Vernon Dahmer - Murder and Suspects

Murder and Suspects

On the night of January 10, 1966, the Dahmer home was firebombed. As Ellie and her children escaped the inferno, gunshots were fired from the streets and Vernon returned fire from inside the house. He was severely burned from the waist up before he could escape and died the next day. The Dahmer home, grocery store, and car were destroyed in the fire.

The Hattiesburg area was stunned by the attack. The Chamber of Commerce under William Carey College President Dr. Ralph Noonkester led a community effort to rebuild the Dahmer home. Local and state businesses such as the Masonite Corporation, Alexander Materials, and Frierson Building Materials donated materials, local unions donated their services, and students from the University of Southern Mississippi volunteered unskilled labor.
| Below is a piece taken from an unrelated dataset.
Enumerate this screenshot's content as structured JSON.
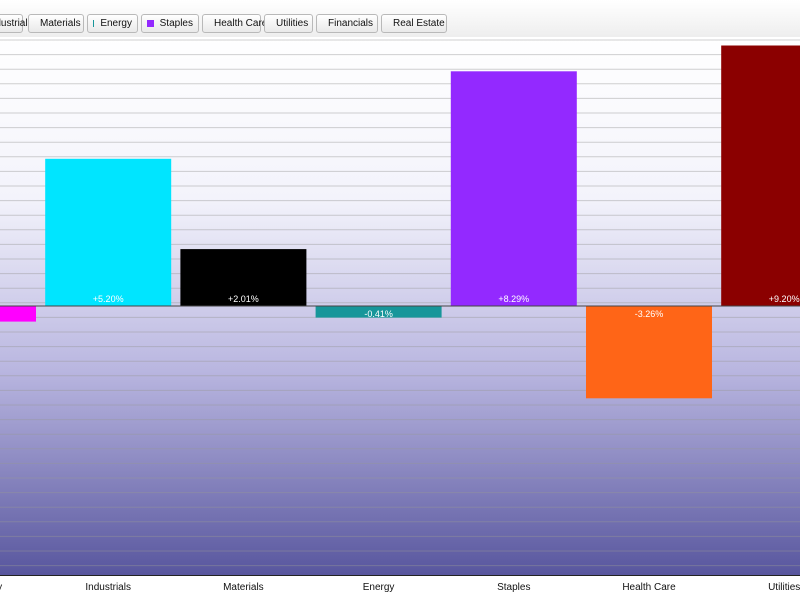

Authorities indicted fourteen men, most with Ku Klux Klan connections, for the attack on the Dahmer home. Thirteen were brought to trial, eight on charges of arson and murder. Four were convicted and one Billie Roy Pitts (Sam Bowers body guard) entered a guilty plea and turned states evidence. However three out four of those convicted were pardoned within four years. In addition, eleven of the defendants were tried on federal charges of conspiracy to intimidate Dahmer because of his civil rights activities. Former Ku Klux Klan Imperial Wizard Sam Bowers, who was believed to have ordered the murder, was tried four times, but each trial ended in a mistrial.

Based on new evidence, the state of Mississippi reopened the case and in 1998 tried Bowers for the murder of Dahmer and assault on his family. The jury convicted Bowers and the judge sentenced him to life in prison. He died in Mississippi State Penitentiary on November 5, 2006.